L’Autorità ha approvato una misura innovativa a livello europeo che, in linea con quanto previsto dal Regolamento EU 2024/1083 (EMFA) e con i precedenti indirizzi già espressi, attribuisce all'Italia un ruolo di apripista. All’esito del procedimento, l’Autorità ha ritenuto che la misurazione dell’audience dei contenuti diffusi originariamente ed esclusivamente in ambiente digitale debba essere effettuata dal Joint Industry Committee competente, Audicom, secondo metodologie conformi ai principi di trasparenza, imparzialità, comparabilità e verificabilità.
Il provvedimento individua nello standard basato su SDK unico la soluzione metodologica preferibile. Al tempo stesso, ammette il ricorso a soluzioni server-to-server, purché queste rispettino requisiti minimi rigorosi in termini di tracciamento, audit, verifica indipendente e controllo del dato.

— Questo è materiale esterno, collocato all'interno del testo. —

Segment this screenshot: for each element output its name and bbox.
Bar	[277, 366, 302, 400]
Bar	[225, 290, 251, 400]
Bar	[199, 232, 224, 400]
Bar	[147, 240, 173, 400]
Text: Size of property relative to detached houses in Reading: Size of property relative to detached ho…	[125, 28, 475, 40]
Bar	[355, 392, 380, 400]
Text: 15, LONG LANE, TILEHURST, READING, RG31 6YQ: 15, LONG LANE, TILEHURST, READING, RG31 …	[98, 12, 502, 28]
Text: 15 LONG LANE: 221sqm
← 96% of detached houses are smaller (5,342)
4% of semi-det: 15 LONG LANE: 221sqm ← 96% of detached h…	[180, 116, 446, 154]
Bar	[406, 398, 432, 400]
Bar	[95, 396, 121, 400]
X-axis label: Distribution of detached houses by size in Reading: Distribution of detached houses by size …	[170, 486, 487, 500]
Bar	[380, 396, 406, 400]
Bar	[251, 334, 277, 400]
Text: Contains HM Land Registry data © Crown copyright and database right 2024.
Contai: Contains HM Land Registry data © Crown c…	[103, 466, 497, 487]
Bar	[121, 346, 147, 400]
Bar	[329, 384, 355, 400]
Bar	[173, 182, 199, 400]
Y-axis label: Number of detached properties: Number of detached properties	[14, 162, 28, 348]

Si prevede, inoltre, che Audicom individui uno o più soggetti terzi e indipendenti cui affidare le attività di audit, controllo e verifica della metodologia adottata e provveda tempestivamente all’adeguamento dello statuto e della propria governance allo scopo di assicurare, in linea con l’evoluzione del mercato, una adeguata rappresentanza ai nuovi soggetti che saranno misurati.
Con tale intervento, l’Autorità conferma il proprio ruolo di presidio e di indirizzo nell’evoluzione del sistema dei media e di garanzia nella tutela del preminente interesse pubblico alla trasparenza e affidabilità dei dati di audience in attuazione del mandato conferitole dalla legge istitutiva.